La modernité technologique s’offre aujourd’hui le visage d’un grand écart élégant entre l’intelligence mécanique qui rêve de bouleverser nos villes et l’intelligence artificielle qui voudrait refaire le monde à la sauce “remix”, parfois sous le masque du progrès, plus souvent encore armée de la scie sauteuse du plagiat. Du cocon robotisé façon Zoox — où l’on ne conduit plus, on s’abandonne — aux errements “artistiques” d’une IA qui à chaque meme volé fait suer le front créatif, la tech serpente entre utopie d’un confort automatisé et dystopie où l’algorithme sert d’alibi à tous les raccourcis. Il circule dans l’air cette rumeur douce d’un lâcher-prise collectif : laisser l’IA piloter, composer, et maintenant même juger et fliquer. Mais qui tient le volant pour de vrai ?
La guerre des transports n’est pas seulement une affaire de roues : la vraie bataille, sourde mais féroce, se joue à coups de décrets, de lobby, et de data-centers surchauffés. Voyez le partenariat Zoox-Uber à Las Vegas : ce n’est plus l’ingénieur qui décide, mais la NHTSA, entre ouverture réglementaire et valse lente des normes à détricoter. Les taxis sans volant attendent leur bénédiction ; même la musique subit ses protocoles. Deezer ose piquer les playlists IA des géants américains tout en priant pour que l’humain ait encore droit de cité — quitte à remettre un tantinet d’autorité dans ce bazar d’automatisation.

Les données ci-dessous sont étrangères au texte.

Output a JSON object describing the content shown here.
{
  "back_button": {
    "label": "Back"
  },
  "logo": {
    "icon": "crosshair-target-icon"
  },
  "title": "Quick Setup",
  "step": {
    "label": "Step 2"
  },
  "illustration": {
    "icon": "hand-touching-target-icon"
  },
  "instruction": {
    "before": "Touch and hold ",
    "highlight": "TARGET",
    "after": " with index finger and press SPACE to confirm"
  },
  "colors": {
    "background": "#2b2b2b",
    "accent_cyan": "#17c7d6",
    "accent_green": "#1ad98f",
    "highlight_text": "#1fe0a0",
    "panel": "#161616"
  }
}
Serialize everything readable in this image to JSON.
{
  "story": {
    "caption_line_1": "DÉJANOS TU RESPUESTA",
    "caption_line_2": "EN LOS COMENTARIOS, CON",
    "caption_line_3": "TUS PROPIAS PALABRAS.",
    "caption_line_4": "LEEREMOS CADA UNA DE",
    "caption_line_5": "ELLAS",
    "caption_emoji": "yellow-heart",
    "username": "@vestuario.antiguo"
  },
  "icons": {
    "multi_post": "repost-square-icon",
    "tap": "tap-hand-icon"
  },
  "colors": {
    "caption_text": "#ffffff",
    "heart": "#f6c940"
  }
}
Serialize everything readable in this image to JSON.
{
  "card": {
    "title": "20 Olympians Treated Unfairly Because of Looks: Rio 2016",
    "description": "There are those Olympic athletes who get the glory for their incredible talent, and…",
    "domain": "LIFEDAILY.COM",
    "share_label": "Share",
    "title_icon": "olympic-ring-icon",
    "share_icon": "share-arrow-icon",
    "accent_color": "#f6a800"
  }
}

Mais pendant que la mobilité et la création tentent de redessiner leurs frontières, la cybersurveillance, elle, les piétine. Les mésaventures entre WhatsApp et Pegasus rappellent que l’arbitre, c’est presque toujours le plus cynique. L’État, tout feu tout flamme sur les listes noires, jure de sévir sur ceux qui passent outre : mais à quoi bon menacer NSO Group s’il suffit d’un compte test pour semer la zizanie ? Ce théâtre de sanctions, d’embargo magique façon Anthropic et Mythos, n’est-il pas qu’une illusion ? L’innovation galope sous la laisse administrative, le partage se fait entre “copains triés sur le volet”, et l’alignement des IA finit souvent… aligné sur la sortie de l’équipe éponyme, comme chez OpenAI.
Quand la technologie réinvente nos routines, ce sont souvent les frontières sociales, créatives ou éthiques qui s’en trouvent redéfinies – ou gommées.
Ainsi, pendant que Cursor — à coups de milliards — cherche à compiler de nouveaux modèles d’IA sans se prendre les pieds dans la raquette concurrentielle ni la moulinette légale, l’entrepreneuriat façon RJ Scaringe s’invente des levées stratosphériques pour financer l’utopie du tout électrique au nez et à la barbe des dissonances entre humain et machine. Et tandis qu’Artisan s’imagine enflammer le recrutement en pastichant les memes de KC Green sans permission (« This is fine »), Deezer tente à rebours de réenchanter la créativité un peu trop ubérisée, tout en veillant à la juste rémunération des artistes. Des taxis sans chauffeur au remix “légal”, de l’IA qui compile tout à celle qui plagie l’esprit Internet, tout converge : la frontière entre humain augmenté et humain escamoté devient le vrai terrain miné.
Le panorama technologique de 2026 ressemble plus que jamais à une vaste interface de dialogues de sourds : industriels contre créatifs, législateurs contre hackers, business angels contre bon sens. Le surréalisme n’est plus dans la machine mais dans la façon dont on s’adapte, ou pas, à sa fuite en avant. Le confort sur orbite est aussi celui de la pensée : tant qu’on clique, on croit piloter… mais a-t-on vraiment pris la bonne sortie ? Un seul conseil : la prochaine fois que vous entrez dans un cube, vérifiez s’il reste encore un peu d’intelligence — humaine ou non — à bord.